§ 603. Refusal of work. An individual shall be ineligible for benefits if he has failed, without good cause, either to apply for available, suitable work when so directed by the employment office or the Director, or to accept suitable work when offered him by the employment office or an employing unit, or to return to his customary self-employment (if any) when so directed by the employment office or the Director. Such ineligibility shall continue for the week in which such failure occurred and, thereafter, until he has become reemployed and has had earnings equal to or in excess of his current weekly benefit amount in each of four calendar weeks which are either for services in employment, or have been or will be reported pursuant to the provisions of the Federal Insurance Contributions Act 1 by each employing unit for which such services are performed and which submits a statement certifying to that fact.
In determining whether or not any work is suitable for an individual, consideration shall be given to the degree of risk involved to his health, safety, and morals, his physical fitness and prior training, his experience and prior earnings, his length of unemployment and prospects for securing local work in his customary occupation, and the distance of the available work from his residence.

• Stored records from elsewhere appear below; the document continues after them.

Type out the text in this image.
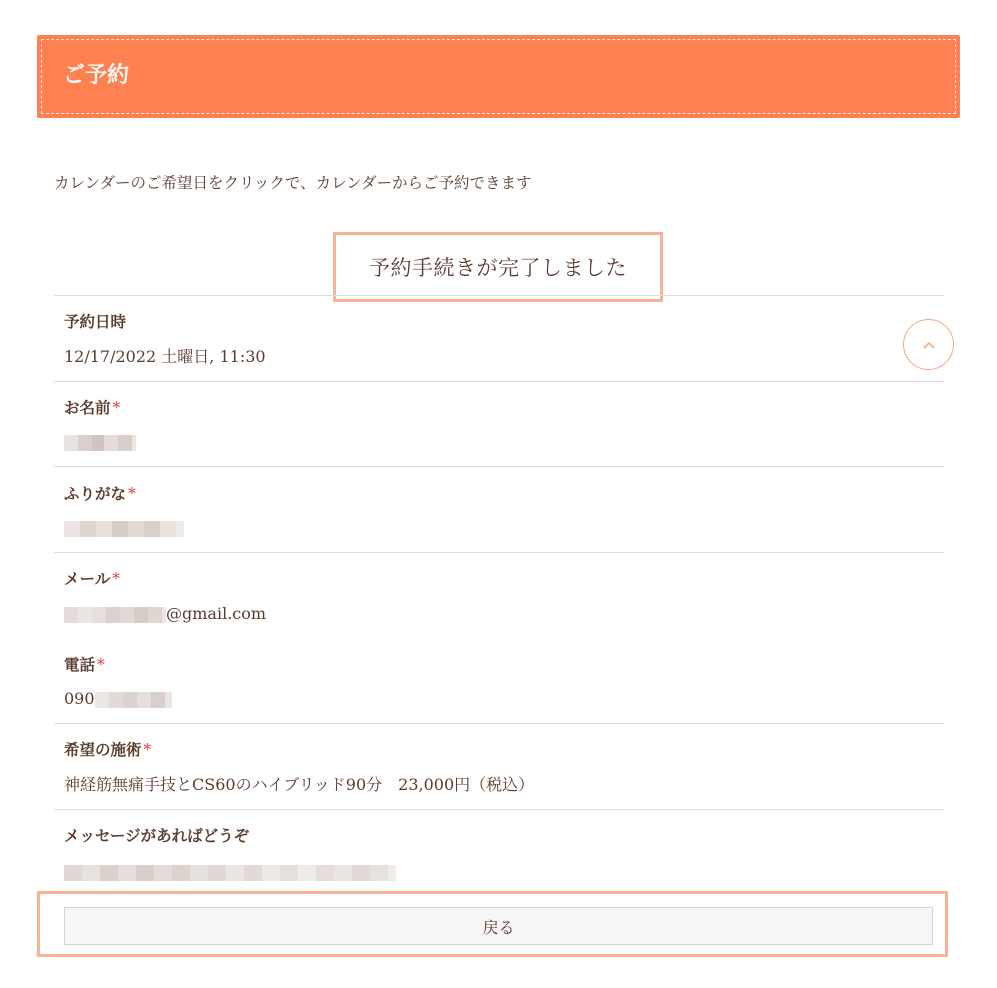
ご予約
カレンダーのご希望日をクリックで、カレンダーからご予約できます
予約手続きが完了しました
予約日時
12/17/2022 土曜日, 11:30
お名前 *
ふりがな *
メール *
@gmail.com
電話 *
090
希望の施術 *
神経筋無痛手技とCS60のハイブリッド90分　23,000円（税込）
メッセージがあればどうぞ
戻る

Notwithstanding any other provisions of this Act, no work shall be deemed suitable and benefits shall not be denied under this Act to any otherwise eligible individual for refusing to accept new work under any of the following conditions:
If the position offered is vacant due directly to a strike, lockout, or other labor dispute; if the wages, hours, or other conditions of the work offered are substantially less favorable to the individual than those prevailing for similar work in the locality; if, as a condition of being employed, the individual would be required to join a company union or to resign from or refrain from joining any bona fide labor organization; if the position offered is a transfer to other work offered to the individual by the employing unit under the terms of a collective bargaining agreement or pursuant to an established employer plan, program, or policy, when the acceptance of such other work by the individual would require the separation from that work of another individual currently performing it.